Kur’an’ın bütün ayetleri bu gafletten sakınmak için birer ibret ve uyarı niteliğindedir. Büyüklere göre bu tür insanlar ariftir çünkü arifler bu konulara en çok dikkat eden kişilerdir.

Yıl değişimi ne içindir? Hatırlatmek ve uyarmak için değil mi?

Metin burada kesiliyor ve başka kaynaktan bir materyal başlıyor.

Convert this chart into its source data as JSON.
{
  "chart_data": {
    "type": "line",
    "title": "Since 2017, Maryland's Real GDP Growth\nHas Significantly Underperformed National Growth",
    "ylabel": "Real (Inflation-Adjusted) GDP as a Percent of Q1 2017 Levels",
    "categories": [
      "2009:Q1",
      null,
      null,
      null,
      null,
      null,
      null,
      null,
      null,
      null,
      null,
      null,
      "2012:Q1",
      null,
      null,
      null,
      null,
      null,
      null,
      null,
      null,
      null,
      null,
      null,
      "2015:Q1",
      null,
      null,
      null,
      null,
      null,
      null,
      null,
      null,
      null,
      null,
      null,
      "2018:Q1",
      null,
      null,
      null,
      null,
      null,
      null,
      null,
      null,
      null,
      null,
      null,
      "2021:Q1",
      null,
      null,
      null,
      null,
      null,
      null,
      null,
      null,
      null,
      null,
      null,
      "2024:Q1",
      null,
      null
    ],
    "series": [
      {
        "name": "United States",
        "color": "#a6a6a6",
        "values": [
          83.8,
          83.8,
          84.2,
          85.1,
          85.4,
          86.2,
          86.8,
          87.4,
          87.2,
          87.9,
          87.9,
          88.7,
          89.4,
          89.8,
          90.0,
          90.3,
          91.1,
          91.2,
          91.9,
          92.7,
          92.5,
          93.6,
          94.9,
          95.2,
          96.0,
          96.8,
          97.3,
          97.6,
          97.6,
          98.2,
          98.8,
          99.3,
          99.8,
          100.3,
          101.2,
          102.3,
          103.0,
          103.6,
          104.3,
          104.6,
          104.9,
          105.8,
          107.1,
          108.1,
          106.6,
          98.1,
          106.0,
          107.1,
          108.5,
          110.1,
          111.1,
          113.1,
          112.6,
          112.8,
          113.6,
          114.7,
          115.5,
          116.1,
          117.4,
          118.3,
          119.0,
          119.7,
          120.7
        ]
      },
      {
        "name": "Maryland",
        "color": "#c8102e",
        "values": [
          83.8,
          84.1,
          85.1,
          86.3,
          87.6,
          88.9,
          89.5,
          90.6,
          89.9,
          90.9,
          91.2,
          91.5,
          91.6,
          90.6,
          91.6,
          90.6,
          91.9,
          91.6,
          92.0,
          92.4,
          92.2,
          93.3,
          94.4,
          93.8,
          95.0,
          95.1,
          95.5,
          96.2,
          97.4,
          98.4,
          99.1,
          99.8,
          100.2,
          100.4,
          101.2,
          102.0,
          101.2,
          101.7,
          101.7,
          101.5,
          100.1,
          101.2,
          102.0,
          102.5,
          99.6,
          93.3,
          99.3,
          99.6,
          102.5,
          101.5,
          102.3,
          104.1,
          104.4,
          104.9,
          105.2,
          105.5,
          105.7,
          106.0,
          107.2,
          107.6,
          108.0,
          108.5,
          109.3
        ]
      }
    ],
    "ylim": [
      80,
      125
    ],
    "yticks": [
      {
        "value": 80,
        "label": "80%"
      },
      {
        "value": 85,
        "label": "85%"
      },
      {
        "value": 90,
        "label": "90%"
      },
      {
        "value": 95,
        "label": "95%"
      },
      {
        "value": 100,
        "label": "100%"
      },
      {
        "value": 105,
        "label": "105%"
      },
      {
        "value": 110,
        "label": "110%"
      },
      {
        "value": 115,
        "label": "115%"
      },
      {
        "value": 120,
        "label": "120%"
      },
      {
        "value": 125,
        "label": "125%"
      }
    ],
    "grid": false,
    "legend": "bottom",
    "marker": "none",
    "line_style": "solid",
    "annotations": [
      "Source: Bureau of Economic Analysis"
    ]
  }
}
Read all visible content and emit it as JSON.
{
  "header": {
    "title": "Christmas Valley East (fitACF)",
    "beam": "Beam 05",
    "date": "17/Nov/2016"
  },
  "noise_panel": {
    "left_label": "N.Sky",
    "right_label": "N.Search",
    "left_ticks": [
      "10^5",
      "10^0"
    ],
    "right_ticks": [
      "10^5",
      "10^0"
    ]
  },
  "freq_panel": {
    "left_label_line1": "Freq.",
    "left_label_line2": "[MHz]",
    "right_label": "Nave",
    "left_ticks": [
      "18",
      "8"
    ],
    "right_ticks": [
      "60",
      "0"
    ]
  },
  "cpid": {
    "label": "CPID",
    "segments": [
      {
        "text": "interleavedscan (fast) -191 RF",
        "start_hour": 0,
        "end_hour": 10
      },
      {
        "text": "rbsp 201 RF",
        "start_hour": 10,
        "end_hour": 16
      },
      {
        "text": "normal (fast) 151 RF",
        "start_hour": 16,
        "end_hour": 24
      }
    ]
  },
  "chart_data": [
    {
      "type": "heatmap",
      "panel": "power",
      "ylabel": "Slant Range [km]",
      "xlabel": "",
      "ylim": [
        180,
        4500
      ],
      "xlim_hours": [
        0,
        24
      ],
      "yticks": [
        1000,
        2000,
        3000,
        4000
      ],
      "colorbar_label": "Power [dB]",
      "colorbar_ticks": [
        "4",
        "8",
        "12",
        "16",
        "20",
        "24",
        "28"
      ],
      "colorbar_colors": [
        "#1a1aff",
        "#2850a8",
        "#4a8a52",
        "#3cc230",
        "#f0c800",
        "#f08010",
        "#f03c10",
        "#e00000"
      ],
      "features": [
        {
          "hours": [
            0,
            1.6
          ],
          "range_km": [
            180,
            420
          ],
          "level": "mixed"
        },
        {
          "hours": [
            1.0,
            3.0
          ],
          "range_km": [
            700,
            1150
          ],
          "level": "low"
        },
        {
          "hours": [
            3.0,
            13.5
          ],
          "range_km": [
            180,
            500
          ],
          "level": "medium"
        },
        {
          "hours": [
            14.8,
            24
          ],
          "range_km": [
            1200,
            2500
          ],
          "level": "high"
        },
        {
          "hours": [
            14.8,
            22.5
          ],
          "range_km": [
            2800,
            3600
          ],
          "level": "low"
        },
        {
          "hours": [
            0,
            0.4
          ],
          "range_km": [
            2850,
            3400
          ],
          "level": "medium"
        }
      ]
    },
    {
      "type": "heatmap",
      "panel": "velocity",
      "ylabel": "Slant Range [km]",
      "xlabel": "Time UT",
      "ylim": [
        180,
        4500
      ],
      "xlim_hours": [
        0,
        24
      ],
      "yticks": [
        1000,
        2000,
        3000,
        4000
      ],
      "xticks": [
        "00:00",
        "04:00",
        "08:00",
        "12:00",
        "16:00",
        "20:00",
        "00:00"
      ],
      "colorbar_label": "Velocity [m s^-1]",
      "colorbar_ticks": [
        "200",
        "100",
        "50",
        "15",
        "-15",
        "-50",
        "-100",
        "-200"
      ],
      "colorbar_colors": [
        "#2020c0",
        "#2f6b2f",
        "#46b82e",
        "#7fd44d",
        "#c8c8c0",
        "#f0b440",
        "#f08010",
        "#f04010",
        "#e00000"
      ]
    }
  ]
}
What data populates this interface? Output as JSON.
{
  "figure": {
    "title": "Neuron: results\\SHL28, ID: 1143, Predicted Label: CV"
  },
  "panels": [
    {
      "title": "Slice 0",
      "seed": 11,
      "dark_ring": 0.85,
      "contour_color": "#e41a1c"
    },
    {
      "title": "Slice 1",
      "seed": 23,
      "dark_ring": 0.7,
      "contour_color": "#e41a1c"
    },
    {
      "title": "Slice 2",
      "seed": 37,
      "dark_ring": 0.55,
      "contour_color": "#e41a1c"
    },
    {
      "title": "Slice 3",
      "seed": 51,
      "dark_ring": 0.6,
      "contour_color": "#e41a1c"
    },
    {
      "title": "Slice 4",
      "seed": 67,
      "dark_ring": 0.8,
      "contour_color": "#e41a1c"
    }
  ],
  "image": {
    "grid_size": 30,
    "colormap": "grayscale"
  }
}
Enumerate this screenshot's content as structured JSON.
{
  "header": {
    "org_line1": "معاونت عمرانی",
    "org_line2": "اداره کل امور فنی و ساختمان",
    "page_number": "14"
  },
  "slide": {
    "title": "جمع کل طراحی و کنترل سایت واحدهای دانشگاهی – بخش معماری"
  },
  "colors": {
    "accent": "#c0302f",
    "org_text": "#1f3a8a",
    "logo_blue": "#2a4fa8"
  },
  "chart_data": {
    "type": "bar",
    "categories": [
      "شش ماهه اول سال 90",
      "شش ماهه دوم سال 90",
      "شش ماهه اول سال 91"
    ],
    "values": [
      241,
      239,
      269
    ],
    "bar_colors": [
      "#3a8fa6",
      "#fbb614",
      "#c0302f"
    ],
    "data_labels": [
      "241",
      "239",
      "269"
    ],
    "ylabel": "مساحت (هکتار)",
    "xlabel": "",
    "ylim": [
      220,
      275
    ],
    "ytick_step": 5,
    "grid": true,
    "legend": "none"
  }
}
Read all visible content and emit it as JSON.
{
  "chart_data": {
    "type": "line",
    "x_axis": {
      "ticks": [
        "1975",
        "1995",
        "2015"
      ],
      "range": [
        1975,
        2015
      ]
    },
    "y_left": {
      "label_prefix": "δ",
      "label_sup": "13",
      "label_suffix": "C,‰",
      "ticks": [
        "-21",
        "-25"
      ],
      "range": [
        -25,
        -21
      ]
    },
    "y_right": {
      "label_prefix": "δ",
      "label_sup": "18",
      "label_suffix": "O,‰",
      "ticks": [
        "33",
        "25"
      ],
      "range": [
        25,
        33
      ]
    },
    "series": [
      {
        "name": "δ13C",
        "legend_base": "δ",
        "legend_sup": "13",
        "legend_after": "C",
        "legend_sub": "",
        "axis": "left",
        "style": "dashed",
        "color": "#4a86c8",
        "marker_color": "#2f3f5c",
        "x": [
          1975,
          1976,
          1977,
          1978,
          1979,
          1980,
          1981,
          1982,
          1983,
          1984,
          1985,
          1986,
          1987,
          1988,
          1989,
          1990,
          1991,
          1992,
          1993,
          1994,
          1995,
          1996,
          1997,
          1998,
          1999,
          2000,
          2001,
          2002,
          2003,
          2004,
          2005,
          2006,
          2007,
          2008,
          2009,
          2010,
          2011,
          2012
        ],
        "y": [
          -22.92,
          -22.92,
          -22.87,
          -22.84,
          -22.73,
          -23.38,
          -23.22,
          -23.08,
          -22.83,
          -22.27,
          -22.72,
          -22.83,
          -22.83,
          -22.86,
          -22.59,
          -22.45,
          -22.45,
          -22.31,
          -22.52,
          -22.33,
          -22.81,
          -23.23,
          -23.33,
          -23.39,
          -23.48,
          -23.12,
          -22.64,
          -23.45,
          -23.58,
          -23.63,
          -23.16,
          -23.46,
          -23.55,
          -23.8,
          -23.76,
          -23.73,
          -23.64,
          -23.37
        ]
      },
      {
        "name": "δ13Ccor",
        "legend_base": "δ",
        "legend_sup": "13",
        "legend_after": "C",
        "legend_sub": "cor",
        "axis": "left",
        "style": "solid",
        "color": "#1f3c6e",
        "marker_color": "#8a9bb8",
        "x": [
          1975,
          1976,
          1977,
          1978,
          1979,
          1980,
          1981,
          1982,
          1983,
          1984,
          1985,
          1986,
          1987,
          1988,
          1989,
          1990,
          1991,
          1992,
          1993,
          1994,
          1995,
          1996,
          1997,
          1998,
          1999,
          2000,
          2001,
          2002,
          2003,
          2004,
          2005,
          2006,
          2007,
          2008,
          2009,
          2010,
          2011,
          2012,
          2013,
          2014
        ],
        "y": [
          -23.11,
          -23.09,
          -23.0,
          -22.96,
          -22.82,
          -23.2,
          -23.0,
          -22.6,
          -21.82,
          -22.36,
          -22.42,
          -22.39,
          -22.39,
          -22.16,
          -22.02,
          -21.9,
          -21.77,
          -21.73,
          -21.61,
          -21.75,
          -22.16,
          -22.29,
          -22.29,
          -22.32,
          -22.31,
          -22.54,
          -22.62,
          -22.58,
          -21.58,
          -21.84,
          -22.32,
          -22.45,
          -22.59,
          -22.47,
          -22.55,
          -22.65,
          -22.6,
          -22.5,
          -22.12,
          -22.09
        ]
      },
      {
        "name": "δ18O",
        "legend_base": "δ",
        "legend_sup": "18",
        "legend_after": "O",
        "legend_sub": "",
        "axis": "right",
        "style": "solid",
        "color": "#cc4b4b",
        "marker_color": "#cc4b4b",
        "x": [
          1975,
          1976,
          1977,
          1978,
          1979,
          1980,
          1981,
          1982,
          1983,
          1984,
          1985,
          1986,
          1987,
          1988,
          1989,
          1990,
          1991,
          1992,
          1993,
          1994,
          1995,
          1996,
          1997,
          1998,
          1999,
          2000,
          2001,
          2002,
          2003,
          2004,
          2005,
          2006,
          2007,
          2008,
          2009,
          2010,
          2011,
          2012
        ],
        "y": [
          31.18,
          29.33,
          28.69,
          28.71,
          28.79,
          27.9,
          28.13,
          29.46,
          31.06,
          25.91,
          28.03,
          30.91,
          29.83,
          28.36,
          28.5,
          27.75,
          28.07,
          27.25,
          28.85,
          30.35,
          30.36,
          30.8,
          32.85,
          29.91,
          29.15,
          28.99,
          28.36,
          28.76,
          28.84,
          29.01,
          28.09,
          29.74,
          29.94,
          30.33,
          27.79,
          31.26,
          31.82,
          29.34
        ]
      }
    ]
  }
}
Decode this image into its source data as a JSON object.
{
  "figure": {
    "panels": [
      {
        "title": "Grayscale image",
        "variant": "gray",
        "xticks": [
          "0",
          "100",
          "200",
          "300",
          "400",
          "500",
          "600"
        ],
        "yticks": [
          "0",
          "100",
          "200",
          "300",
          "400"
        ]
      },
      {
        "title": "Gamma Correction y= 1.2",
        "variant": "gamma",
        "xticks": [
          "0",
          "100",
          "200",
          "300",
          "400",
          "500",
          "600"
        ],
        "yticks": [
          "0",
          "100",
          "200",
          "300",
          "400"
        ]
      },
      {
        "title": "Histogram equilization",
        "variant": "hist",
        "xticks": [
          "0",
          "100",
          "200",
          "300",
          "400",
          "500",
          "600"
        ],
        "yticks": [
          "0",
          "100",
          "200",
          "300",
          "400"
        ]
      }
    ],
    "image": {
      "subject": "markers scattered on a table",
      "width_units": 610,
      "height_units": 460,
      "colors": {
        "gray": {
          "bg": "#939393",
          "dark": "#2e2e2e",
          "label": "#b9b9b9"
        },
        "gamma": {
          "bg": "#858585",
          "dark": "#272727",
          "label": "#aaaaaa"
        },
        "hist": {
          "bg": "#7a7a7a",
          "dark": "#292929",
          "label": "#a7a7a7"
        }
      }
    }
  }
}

Kur’an ayetleri bu mesirde hareket etmektedir.

Arkadaşlar, bugün Kur’an ayetlerini okumak istediğinizde bu bakış açısıyla okuyun ve gaflet ve dikkatsizlik perdelerini nasıl kaldırdığını görün.

Böyle bir bakış açısıyla Kur’an-ı Kerim, her şeye ışık tutan bir hakikattir. Kur’an’ın hakikati, kâinatın hakikatini ve varlığın aslını hatırlatmak için algı, anlayış ve bilinç uyandırmaktır. Doğanın pınarı da bunu yapar. Umarım Kur’an-ı Kerim’den daha fazla faydalanabiliriz.